MW: What is this year's focus at CityAM?
LM: Our big challenge has been to deliver profitability in the recession. Last year was really tough but we have been in profit since September 2009, so the tide is turning. Another goal has been providing the business community with even more facts and figures and we have achieved that, so that is a tick. And our editor Allister Heath has developed into one of Britain's best economic and political spokespeople. He is very good at turning a complicated issue into a clear, authoritative editorial piece.
MW: How is CityAM covering the run-up to the election?

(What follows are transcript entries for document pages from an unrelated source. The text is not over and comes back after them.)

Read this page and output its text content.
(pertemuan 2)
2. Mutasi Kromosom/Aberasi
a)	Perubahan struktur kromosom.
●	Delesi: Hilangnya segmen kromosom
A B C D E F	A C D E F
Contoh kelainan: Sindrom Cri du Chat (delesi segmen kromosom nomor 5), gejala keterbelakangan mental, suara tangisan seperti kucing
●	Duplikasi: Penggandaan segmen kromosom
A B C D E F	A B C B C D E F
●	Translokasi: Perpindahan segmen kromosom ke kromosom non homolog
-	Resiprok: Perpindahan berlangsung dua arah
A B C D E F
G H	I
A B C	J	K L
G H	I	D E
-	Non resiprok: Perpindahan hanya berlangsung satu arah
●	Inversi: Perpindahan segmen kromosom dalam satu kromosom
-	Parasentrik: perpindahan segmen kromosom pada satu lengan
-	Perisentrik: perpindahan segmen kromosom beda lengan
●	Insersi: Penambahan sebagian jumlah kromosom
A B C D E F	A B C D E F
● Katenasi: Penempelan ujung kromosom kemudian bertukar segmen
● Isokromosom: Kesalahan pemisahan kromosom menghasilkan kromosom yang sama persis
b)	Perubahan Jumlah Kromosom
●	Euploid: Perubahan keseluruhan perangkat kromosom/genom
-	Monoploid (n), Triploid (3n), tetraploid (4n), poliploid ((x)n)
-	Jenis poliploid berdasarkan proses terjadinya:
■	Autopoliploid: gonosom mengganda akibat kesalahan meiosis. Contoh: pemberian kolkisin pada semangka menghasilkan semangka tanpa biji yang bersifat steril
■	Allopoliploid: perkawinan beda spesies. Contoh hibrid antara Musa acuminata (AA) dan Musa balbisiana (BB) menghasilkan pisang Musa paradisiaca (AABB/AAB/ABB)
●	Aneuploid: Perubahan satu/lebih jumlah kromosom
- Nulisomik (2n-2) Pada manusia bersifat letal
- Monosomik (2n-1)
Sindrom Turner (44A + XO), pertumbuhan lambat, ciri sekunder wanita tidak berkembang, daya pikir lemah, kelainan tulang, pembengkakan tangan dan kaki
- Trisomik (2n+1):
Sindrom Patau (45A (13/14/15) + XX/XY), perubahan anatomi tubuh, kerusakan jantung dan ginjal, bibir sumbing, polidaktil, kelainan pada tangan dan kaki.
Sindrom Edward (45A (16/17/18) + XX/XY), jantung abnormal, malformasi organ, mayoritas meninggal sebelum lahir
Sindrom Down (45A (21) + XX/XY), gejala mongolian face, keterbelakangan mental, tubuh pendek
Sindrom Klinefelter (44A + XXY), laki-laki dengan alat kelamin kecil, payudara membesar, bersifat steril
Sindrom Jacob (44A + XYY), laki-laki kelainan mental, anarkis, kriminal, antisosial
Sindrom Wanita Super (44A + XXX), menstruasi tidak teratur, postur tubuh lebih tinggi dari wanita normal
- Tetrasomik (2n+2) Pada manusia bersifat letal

LM: We have a political poll every day, with 700 people on the panel, and Gordon Brown chose CityAM for an exclusive interview on pre-Budget day last November. So we deliver political and business news but we are not in favour of any political party; we are driven purely by the interests of the London business community. Our readers want objective facts and figures, so our job is to show capitalism in its true light, not in its party political light. We talk to all camps - our job is to find out what each party stands for from an economic and business perspective.
MW: Is Lebedev's acquisition of The Independent good for the newspaper industry?
LM: Lebedev believes journalism is as important to democracy and society as banks and financial institutions, and I respect that view. But supporting journalism by turning both his newspapers into profitable businesses will be hard. The Standard has a readership of 1.4 million and I believe it should be possible to make that reach profitable. However, The Independent is a different kettle of fish; it is a loss-leader and it is very hard to turn that around. What I would do [if I were Lebedev] would be to position The Independent as an opinion paper with a new business model of part-free (inside the M25), part paid-for (outside the M25) and part subscription.
MW: Could Lebedev's free empire compete with CityAM for readers?
LM: There is no competition because we reach completely different audiences to the Evening Standard and The Independent. The CityAM reader is wealthier and we focus exclusively on business news.
MW: Is News International right to charge for its websites?
LM: I am surprised it has taken Rebekah Brooks and Rupert Murdoch so long to charge for their newspaper websites because they are the global market leader. I do not see a business model in online publishing if it is free. If advertising can't cover the cost of producing the journalism, then you have a loss-making product. News International is filled with people with their finger on the button and personally, if I had to account for online losses, they would have to be filed as a marketing cost. There is no reason for having a loss-making online brand unless it is effectively a marketing tool to promote another part of the business.
MW: So how should publishers safeguard the future of their brands?
LM: People should forget about the distinction between free and paid-for; it is about what content you deliver to your consumers across any device. So let's stop talking about old and new media and concentrate on the audience. If you have a quality product and a quality readership, you will be able to monetise that and so invest in quality journalism.